The magistrate swelled. ‘I beg your pardon? Who are you, sir?’
‘My name is John Martin, and I object. It is not right for the prosecutor’s father to sit in judgement of this case. It should be heard by another magistrate.’
‘How dare you?’ Sir Benjamin retorted. ‘I am the magistrate here! I rule without favour! Is my son to be denied justice on the basis of his father’s name? I think not, sir. He is the victim of a vicious assault, and I will judge the case with impartiality and discretion.’
Martin scoffed. Daizell tried without success to catch his eye in order to indicateStop it!‘Sir, you are bent on vengeance rather than justice. This is not right. You should release the prisoner until a fair judge is found, since you are clearly no such thing.’
If Martin was trying to get him hanged, he was going the right way about it. Daizell would have liked to have his hands free, just so he could put his face into them. He contemplated the reddening magistrate with a sinking heart.
‘How dare you insult my impartiality?’ Sir Benjamin bellowed. ‘Be silent or I will commit you for contempt of court!’
Martin shrugged.

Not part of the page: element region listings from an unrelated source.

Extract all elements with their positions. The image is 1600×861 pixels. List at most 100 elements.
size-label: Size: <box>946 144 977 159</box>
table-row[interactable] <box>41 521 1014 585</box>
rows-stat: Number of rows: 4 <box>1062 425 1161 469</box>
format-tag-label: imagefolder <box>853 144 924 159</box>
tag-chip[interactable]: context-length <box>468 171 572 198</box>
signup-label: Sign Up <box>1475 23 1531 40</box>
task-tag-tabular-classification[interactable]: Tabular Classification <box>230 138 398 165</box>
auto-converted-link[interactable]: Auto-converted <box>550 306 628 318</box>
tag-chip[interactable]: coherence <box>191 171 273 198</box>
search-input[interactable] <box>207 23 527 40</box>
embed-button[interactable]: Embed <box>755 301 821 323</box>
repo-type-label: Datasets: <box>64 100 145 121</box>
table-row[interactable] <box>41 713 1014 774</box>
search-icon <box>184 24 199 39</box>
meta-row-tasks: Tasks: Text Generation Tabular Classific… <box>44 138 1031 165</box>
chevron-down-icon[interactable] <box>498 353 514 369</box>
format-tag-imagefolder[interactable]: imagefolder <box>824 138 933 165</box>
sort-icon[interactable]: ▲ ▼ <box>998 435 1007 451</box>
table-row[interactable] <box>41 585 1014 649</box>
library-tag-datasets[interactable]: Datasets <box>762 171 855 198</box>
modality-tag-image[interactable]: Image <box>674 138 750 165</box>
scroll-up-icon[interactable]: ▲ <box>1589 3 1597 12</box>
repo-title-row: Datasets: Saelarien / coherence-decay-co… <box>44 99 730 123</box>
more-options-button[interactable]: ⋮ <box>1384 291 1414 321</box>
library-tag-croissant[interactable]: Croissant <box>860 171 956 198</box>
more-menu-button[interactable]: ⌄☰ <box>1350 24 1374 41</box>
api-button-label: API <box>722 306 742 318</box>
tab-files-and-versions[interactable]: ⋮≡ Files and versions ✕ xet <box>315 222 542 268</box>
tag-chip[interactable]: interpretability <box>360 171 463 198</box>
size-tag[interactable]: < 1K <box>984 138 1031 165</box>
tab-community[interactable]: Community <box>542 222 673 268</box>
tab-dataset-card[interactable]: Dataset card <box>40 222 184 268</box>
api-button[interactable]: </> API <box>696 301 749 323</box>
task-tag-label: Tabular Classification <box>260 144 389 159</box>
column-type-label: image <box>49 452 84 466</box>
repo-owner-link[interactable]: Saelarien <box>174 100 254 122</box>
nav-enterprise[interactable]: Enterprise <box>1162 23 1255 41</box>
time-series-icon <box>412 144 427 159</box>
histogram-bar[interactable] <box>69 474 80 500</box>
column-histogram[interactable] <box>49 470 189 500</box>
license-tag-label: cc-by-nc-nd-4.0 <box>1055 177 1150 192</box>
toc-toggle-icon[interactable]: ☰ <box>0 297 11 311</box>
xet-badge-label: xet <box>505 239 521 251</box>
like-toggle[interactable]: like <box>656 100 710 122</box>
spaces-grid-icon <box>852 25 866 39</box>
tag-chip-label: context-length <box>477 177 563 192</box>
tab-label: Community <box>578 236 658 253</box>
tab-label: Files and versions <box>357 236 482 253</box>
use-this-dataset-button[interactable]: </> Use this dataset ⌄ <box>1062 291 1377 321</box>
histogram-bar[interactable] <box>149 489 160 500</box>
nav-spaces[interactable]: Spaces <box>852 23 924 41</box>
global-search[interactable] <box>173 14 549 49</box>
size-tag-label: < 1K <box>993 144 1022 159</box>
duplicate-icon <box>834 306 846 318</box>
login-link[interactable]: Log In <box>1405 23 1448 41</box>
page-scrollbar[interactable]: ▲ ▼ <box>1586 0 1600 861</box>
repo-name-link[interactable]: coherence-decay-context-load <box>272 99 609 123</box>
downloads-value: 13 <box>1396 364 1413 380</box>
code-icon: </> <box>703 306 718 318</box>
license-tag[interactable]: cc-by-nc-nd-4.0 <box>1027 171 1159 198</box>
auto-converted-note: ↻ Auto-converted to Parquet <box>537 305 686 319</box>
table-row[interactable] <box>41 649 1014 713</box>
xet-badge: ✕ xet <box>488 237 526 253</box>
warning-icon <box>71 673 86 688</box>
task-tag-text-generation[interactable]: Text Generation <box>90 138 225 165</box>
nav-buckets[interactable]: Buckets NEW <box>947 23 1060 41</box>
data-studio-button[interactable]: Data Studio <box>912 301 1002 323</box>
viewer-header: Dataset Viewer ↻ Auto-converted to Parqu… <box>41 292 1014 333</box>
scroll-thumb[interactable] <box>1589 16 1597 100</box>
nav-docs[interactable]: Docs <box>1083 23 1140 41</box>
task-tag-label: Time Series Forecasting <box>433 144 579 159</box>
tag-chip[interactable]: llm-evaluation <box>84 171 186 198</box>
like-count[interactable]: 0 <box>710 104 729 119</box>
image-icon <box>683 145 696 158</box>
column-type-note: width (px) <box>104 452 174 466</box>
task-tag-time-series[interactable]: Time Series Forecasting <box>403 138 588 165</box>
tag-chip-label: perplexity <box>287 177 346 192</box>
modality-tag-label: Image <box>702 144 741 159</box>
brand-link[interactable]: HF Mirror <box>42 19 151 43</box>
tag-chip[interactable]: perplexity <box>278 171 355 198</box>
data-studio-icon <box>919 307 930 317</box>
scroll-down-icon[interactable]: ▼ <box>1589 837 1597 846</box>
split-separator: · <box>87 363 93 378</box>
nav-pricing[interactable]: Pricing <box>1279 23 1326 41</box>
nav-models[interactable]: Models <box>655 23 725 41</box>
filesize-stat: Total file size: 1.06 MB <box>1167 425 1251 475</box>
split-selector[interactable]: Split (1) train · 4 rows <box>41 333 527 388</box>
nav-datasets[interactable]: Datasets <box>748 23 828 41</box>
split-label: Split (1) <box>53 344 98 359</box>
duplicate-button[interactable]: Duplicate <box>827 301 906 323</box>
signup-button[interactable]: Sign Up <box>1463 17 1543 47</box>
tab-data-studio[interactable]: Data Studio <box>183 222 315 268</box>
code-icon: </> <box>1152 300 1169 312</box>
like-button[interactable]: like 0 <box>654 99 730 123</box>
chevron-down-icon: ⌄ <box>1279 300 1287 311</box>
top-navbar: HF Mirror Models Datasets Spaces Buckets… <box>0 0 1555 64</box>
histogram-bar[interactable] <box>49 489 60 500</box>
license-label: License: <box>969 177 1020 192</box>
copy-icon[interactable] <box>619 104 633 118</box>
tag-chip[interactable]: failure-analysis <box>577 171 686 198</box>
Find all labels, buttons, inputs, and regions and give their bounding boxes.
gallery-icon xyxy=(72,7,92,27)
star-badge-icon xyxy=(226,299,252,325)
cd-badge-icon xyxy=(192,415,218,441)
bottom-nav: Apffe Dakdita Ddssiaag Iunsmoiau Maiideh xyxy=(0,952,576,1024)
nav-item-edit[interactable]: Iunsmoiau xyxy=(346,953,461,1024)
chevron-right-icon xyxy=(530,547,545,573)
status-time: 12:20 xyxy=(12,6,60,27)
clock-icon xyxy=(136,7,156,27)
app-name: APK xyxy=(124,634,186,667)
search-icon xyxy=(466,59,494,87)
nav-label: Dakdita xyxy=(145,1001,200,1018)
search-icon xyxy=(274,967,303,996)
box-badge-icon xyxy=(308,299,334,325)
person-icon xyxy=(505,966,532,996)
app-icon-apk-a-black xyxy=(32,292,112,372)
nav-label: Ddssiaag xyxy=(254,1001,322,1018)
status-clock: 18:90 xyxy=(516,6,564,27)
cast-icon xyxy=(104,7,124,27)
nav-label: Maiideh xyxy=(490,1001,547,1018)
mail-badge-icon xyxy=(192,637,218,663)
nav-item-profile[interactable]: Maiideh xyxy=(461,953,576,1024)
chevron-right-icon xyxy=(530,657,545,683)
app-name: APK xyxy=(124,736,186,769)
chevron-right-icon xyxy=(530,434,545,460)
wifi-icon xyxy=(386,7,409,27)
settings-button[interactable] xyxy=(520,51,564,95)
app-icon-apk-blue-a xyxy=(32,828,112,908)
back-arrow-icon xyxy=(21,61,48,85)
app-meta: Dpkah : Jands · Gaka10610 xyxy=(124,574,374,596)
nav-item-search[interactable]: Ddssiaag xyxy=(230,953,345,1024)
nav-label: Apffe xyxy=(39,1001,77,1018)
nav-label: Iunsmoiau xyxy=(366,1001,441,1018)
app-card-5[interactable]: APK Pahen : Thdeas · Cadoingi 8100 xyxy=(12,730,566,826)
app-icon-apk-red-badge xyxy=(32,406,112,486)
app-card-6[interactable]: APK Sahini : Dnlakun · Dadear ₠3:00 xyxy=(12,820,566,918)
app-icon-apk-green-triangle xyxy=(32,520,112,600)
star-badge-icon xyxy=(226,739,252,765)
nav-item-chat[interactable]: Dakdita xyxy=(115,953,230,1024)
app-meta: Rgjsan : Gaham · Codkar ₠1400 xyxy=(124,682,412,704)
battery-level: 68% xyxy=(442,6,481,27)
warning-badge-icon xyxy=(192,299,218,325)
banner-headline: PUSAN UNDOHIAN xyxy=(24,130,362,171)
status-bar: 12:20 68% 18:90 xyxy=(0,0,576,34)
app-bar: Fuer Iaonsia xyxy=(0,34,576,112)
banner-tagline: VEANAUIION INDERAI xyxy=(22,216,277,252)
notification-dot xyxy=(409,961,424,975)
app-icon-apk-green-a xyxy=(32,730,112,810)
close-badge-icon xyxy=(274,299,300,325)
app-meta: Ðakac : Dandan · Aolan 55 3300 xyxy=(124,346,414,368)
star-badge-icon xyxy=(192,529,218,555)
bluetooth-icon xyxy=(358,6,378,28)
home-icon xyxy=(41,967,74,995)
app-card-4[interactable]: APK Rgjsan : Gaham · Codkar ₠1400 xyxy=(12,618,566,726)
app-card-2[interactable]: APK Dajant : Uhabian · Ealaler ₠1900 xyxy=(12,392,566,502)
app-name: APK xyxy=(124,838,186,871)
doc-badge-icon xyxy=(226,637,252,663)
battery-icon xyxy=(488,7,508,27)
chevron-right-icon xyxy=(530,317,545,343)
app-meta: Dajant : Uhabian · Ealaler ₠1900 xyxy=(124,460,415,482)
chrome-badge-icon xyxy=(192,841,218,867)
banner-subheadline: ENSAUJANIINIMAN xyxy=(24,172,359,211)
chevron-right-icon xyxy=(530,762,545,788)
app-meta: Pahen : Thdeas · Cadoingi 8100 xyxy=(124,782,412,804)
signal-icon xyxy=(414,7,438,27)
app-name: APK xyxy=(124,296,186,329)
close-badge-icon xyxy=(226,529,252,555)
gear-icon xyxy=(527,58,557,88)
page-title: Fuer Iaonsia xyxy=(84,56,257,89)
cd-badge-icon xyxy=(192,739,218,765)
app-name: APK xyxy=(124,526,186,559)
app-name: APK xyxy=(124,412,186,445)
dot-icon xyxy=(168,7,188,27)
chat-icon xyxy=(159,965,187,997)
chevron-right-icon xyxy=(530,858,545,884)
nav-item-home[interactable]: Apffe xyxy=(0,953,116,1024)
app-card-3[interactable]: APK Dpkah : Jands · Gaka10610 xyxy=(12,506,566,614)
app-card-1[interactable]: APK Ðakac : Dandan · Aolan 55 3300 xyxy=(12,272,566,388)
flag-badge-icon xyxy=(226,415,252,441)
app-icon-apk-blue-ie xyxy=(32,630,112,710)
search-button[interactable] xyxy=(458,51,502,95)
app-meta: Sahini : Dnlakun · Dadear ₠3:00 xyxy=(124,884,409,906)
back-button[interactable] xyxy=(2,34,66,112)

He didn’t back down easily in the face of threats, though that trait was less admirable when Daizell would be the one paying for his insolence. ‘Very well, your honour. If that’s how you want it, I submit a witness for the court.’
Sir Benjamin’s eyes bulged. ‘What witness? None has been bound over for the prosecution except my son. No other will be heard.’
Martin smiled. It was not a pleasant smile. ‘I think your honour will find you’re wrong about that.’
He sat down. Cassian stood up.
Daizell’s mouth dropped open. He’d been so busy gaping at Martin that he hadn’t even noticed Cassian behind him, slim and unobtrusive. Now he walked up to the bench, and Daizell had no idea how he could have missed him. How anybody ever could.
‘What is this?’ the magistrate demanded. ‘Who are you, fellow?’
‘I am the Duke of Severn,’ Cassian said. ‘You will address me as Your Grace.’
‘Nonsense,’ Sir Benjamin said with an incredulous laugh.